Прага. Тайна Скорины

Размер шрифта:   13
Прага. Тайна Скорины

Фонарь в тумане – желтый глаз,

Тайный ход, забытый час.

В отблеске букв, в тиши библиотек

Прячет Прага свой древний секрет.

Вечерняя Прага встретила Прохора и Веру мягким светом фонарей и уютной суетой старинных улочек. Они начали свой маршрут от Пороховой башни, где Вера сразу же достала телефон, чтобы сделать фото.

– Смотри, какая готика! – воскликнула она, указывая на резные фасады. – Как будто в средневековье перенеслись.

– Только вот толпы туристов и сувенирные лавки напоминают, что мы в XXI веке, – усмехнулся Прохор, оглядываясь на магазинчик с расписными кружками и магнитами.

– Приготовься, сегодня Прага раскроет перед нами свою магию, а её древние тайны станут нашими незримыми спутниками.

– Тайна – это как пропасть, привлекающая своей ужасающей глубиной, моё беспокойное любопытство.

– Ого – ты философ.

Пройдя по Целетной улице, они замедлили шаг, разглядывая витрины бутиков и кафе. Аромат свежей выпечки манил их, и Вера тут же потянула Прохора за руку в сторону кафе.

– Ой, смотри, трдельники! А как пахнут ароматно. Давай возьмём?

– Опять за сладкое? Ты же только съела в поезде два круассана.

– Но это же Прага и только здесь такие вкусные трдельники! – настаивала она, и Прохор сдался, заказав один с корицей, а другой – с орехами.

Пока Вера смаковала сладкую хрустящую трубочку, они вышли на Староместскую площадь, где их встретил шум и оживление: туристы с бокалами тёплого грога, смех, мерцание гирлянд. Колокольный перезвон, создавая звуковое оформление окружающей красоте, звучал мощно и игриво.

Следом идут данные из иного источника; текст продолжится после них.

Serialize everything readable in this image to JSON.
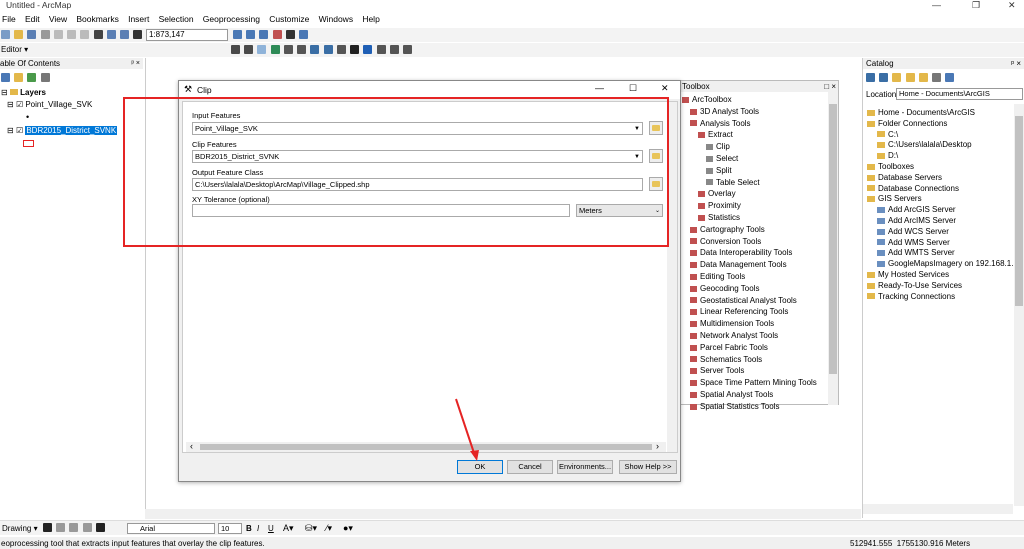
{
  "window": {
    "title": "Untitled - ArcMap",
    "min": "—",
    "max": "❐",
    "close": "✕"
  },
  "menu": [
    "File",
    "Edit",
    "View",
    "Bookmarks",
    "Insert",
    "Selection",
    "Geoprocessing",
    "Customize",
    "Windows",
    "Help"
  ],
  "toolbar": {
    "scale": "1:873,147",
    "editor": "Editor ▾"
  },
  "toc": {
    "title": "able Of Contents",
    "pin": "ⅹ ×",
    "layers_label": "Layers",
    "layer1": "Point_Village_SVK",
    "layer2": "BDR2015_District_SVNK"
  },
  "toolbox": {
    "title": "Toolbox",
    "items": [
      "ArcToolbox",
      "3D Analyst Tools",
      "Analysis Tools",
      "Extract",
      "Clip",
      "Select",
      "Split",
      "Table Select",
      "Overlay",
      "Proximity",
      "Statistics",
      "Cartography Tools",
      "Conversion Tools",
      "Data Interoperability Tools",
      "Data Management Tools",
      "Editing Tools",
      "Geocoding Tools",
      "Geostatistical Analyst Tools",
      "Linear Referencing Tools",
      "Multidimension Tools",
      "Network Analyst Tools",
      "Parcel Fabric Tools",
      "Schematics Tools",
      "Server Tools",
      "Space Time Pattern Mining Tools",
      "Spatial Analyst Tools",
      "Spatial Statistics Tools"
    ]
  },
  "catalog": {
    "title": "Catalog",
    "location_label": "Location:",
    "location_value": "Home - Documents\\ArcGIS",
    "items": [
      "Home - Documents\\ArcGIS",
      "Folder Connections",
      "C:\\",
      "C:\\Users\\lalala\\Desktop",
      "D:\\",
      "Toolboxes",
      "Database Servers",
      "Database Connections",
      "GIS Servers",
      "Add ArcGIS Server",
      "Add ArcIMS Server",
      "Add WCS Server",
      "Add WMS Server",
      "Add WMTS Server",
      "GoogleMapsImagery on 192.168.1.",
      "My Hosted Services",
      "Ready-To-Use Services",
      "Tracking Connections"
    ]
  },
  "dialog": {
    "title": "Clip",
    "input_label": "Input Features",
    "input_value": "Point_Village_SVK",
    "clip_label": "Clip Features",
    "clip_value": "BDR2015_District_SVNK",
    "output_label": "Output Feature Class",
    "output_value": "C:\\Users\\lalala\\Desktop\\ArcMap\\Village_Clipped.shp",
    "xy_label": "XY Tolerance (optional)",
    "xy_value": "",
    "unit": "Meters",
    "ok": "OK",
    "cancel": "Cancel",
    "env": "Environments...",
    "help": "Show Help >>"
  },
  "drawing": {
    "label": "Drawing ▾",
    "font": "Arial",
    "size": "10",
    "bold": "B",
    "italic": "I",
    "underline": "U"
  },
  "status": {
    "message": "eoprocessing tool that extracts input features that overlay the clip features.",
    "coords": "512941.555  1755130.916 Meters"
  },
  "colors": {
    "highlight_red": "#e52424",
    "selection_blue": "#0078d7"
  }
}
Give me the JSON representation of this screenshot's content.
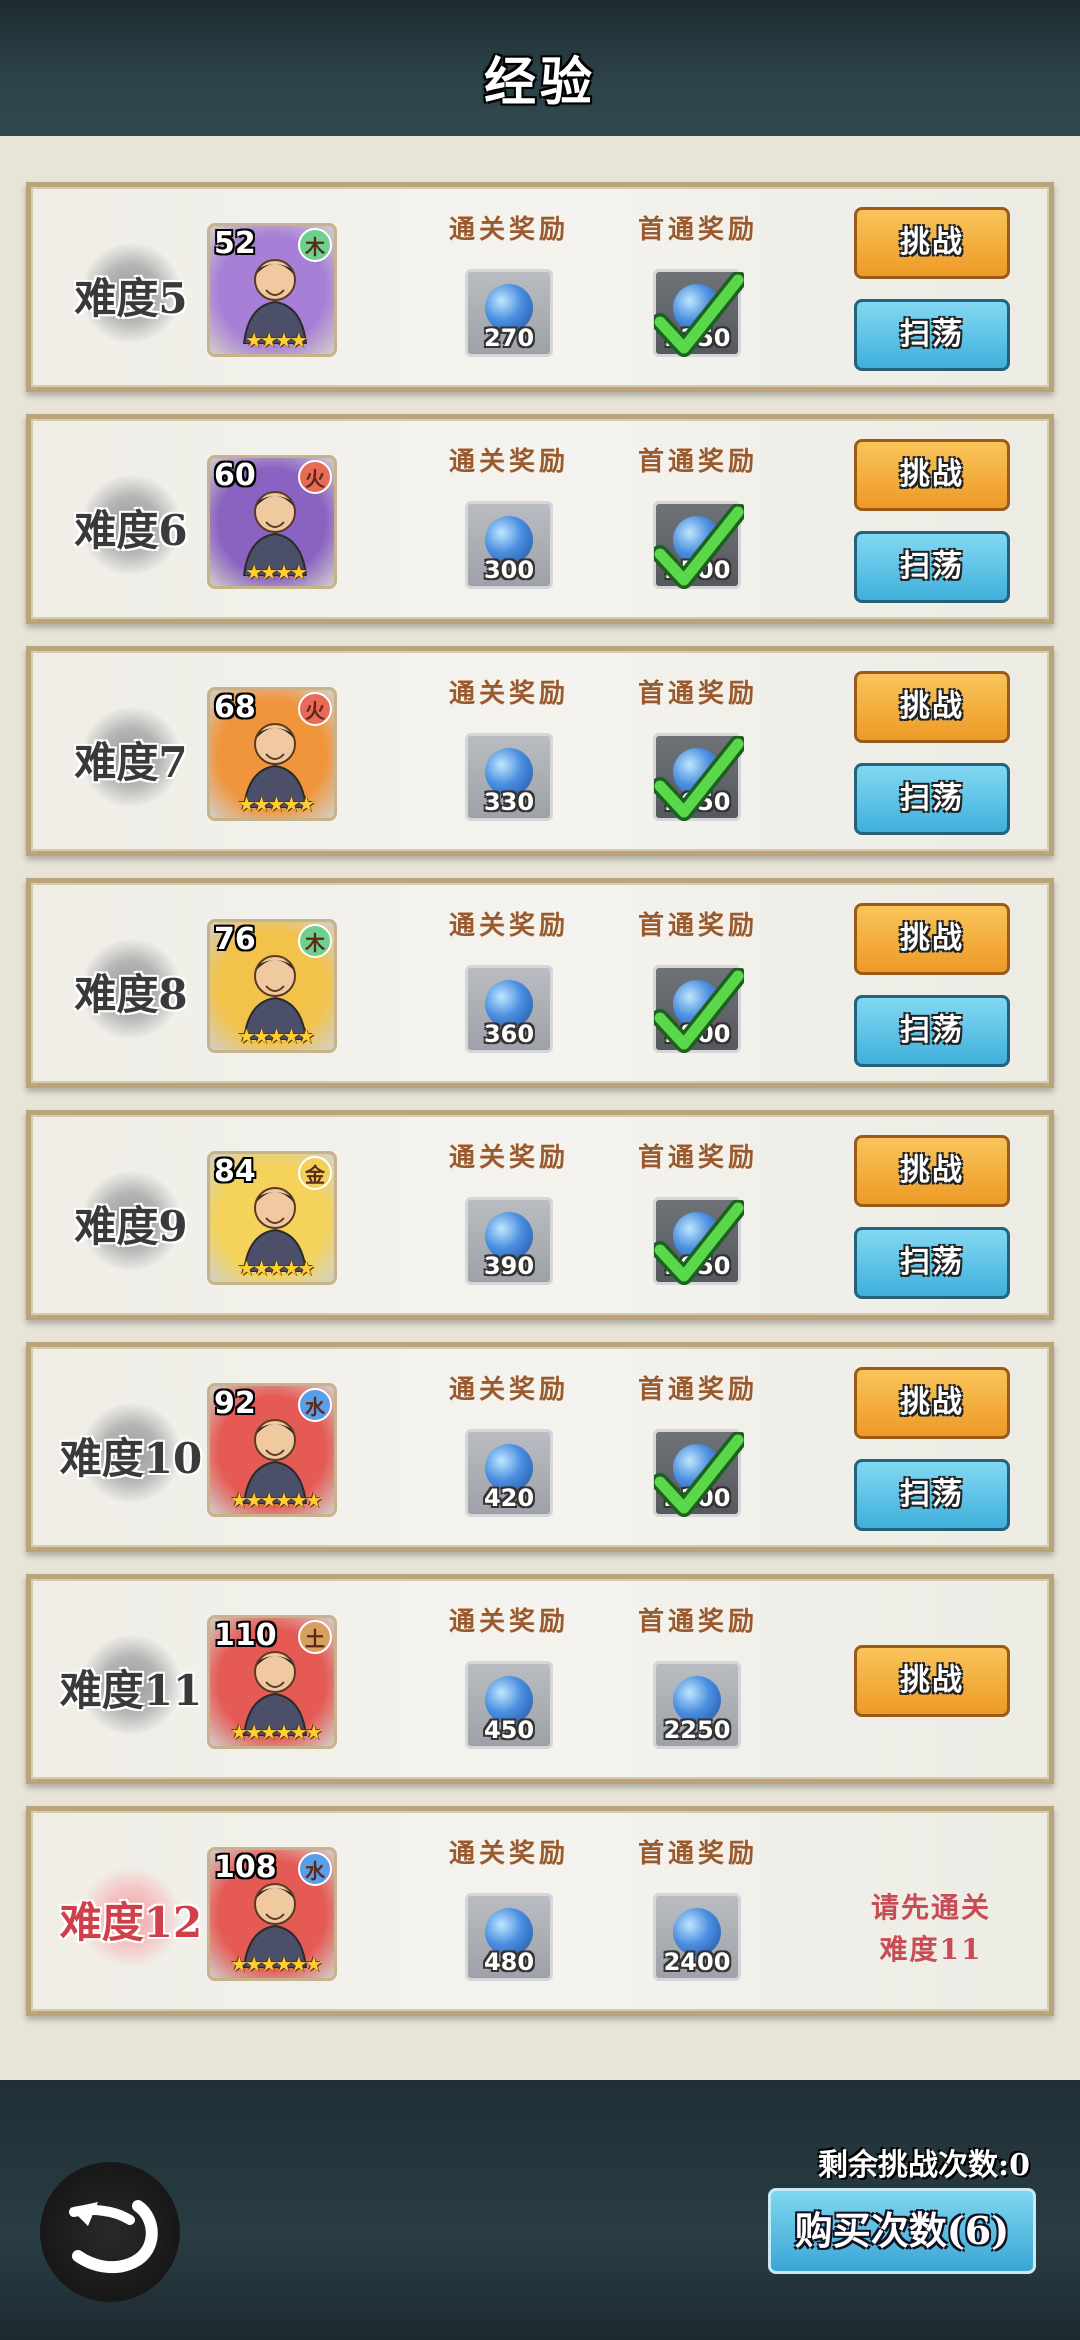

Астрономические часы XV века, украшенные загадочными символами, как и столетия назад, отсчитывали время, и когда стрелки приблизились к очередному часу, толпа замерла в ожидании представления.

– О, кажется, сейчас начнётся! – Вера схватила Прохора за руку и потянула ближе.

Верхние окошки часов распахнулись, и под тихую старинную мелодию один за другим стали появляться деревянные апостолы.

– Смотри, это Пётр с ключом, а вот Матфей с топором, – шептала Вера, сверяясь с описанием в путеводителе.

– Да уж, весёлая компания, – усмехнулся Прохор. – Особенно тот, что с мечом.

Но самое интересное происходило внизу: скелет (олицетворение Смерти) зловеще дёргал за верёвку, звоня в колокол, а рядом Турок качал головой, будто отрицая неизбежное.

– Мрачноватый спектакль, – нахмурилась Вера. – Скелет, напоминает, что время уходит, и жадный скряга с мешком денег не расстаётся.

– Зато честно, – Прохор засмеялся. – Никаких иллюзий: жизнь коротка, деньги – зло, а апостолы за всем этим наблюдают.

Когда представление закончилось, и толпа начала расходиться, Вера задумчиво сказала:

– Странно, но эти часы – как и вся Прага. Красивые и загадочные, но если приглядеться, то грустные.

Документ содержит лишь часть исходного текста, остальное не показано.